Russia, of course, is looking upon Europe through a new lens. European disunity is the best news for the Kremlin’s policy toward its western flank. Moscow’s ability to influence the outcome of key debates in Europe that meet Euroskeptic goals is an important development that will now take on a new level of assertion. Russia’s business strategies in Europe will also take on a new meaning in terms of energy politics and how the EU will act in Russia’s neighborhood. Kazakhstan comes to mind, as do the Caucasus and the Baltics.
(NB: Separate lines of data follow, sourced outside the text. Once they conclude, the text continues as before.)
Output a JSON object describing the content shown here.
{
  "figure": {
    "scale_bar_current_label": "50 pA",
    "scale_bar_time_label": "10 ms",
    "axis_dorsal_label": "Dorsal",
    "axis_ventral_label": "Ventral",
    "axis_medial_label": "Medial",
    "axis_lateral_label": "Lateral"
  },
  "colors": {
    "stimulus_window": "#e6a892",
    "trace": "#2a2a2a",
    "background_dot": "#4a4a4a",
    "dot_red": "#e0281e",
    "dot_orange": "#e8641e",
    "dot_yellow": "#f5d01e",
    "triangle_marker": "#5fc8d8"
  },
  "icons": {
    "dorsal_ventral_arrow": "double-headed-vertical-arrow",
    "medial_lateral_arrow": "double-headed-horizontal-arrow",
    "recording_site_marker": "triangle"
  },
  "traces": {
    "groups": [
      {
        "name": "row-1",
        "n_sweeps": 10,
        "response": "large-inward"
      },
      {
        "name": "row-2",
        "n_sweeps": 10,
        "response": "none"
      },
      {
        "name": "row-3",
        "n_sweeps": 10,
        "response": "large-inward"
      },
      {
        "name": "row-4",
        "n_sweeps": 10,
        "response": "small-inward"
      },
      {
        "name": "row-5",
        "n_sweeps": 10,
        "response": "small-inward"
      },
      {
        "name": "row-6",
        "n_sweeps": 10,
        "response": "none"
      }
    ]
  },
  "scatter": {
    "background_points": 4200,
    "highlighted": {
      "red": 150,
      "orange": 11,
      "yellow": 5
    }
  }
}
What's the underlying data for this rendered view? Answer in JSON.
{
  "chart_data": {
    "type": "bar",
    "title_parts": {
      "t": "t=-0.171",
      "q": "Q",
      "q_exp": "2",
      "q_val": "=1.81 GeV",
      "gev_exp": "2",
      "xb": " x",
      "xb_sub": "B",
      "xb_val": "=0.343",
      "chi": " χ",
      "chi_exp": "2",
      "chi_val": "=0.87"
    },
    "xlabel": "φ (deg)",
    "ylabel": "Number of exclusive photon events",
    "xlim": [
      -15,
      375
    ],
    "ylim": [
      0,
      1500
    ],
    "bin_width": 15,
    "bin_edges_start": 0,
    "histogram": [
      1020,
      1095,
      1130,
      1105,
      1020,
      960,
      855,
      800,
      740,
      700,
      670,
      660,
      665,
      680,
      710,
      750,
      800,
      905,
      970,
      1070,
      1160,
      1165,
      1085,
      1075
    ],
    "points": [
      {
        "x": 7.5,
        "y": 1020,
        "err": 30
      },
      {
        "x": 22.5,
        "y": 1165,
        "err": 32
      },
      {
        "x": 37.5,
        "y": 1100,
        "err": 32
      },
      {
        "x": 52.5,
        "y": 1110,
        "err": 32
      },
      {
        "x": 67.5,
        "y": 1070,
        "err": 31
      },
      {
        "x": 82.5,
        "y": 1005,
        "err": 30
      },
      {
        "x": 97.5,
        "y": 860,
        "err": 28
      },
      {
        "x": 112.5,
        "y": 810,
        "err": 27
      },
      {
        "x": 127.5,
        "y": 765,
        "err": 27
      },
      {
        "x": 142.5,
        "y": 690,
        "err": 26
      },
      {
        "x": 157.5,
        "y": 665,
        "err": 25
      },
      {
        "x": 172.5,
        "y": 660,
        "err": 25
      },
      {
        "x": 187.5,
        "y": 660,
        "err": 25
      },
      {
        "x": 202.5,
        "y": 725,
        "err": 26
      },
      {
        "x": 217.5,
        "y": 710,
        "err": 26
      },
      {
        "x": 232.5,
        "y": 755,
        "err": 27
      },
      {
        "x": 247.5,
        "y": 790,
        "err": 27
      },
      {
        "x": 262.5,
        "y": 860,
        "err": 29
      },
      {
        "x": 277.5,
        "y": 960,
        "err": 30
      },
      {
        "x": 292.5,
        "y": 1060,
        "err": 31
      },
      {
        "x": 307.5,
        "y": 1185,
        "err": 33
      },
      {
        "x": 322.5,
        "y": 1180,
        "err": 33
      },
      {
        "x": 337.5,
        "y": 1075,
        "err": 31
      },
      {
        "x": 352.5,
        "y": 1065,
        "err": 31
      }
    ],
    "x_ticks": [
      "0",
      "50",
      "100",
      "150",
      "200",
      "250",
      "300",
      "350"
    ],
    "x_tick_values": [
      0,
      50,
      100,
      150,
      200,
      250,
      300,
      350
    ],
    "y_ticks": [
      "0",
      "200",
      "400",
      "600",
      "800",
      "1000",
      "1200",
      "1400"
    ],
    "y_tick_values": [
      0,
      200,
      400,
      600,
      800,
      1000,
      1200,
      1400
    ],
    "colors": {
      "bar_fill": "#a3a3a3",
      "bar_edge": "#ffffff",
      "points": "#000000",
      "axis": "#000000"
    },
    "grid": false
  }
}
Overall, the European Parliament election results illustrate that Euroskeptics and right-leaning patriotic parties and groups will have a much louder voice as time passes.

Dr. Theodore Karasik

Dr. Theodore Karasik is a senior advisor to Gulf State Analytics and an Adjunct Senior Fellow at the Lexington Institute in Washington, D.C. He is a former Advisor and Director of Research for a number of UAE institutions. Dr. Karasik was a Lecturer at the Dubai School of Government, Middlesex University Dubai, and the University of Wollongong Dubai where he taught “Labor and Migration” and “Global Political Economy” at the graduate level. Dr. Karasik was a Senior Political Scientist in the International Policy and Security Group at RAND Corporation. From 2002-2003, he served as Director of Research for the RAND Center for Middle East Public Policy. Throughout Dr. Karasik’s career, he has worked for numerous U.S. agencies involved in researching and analyzing defense acquisition, the use of military power, and religio-political issues across the Middle East, North Africa, and Eurasia, including the evolution of violent extremism. Dr. Karasik lived in the UAE for 10 years and is currently based in Washington, D.C. Dr. Karasik received his PhD in History from the University of California, Los Angeles.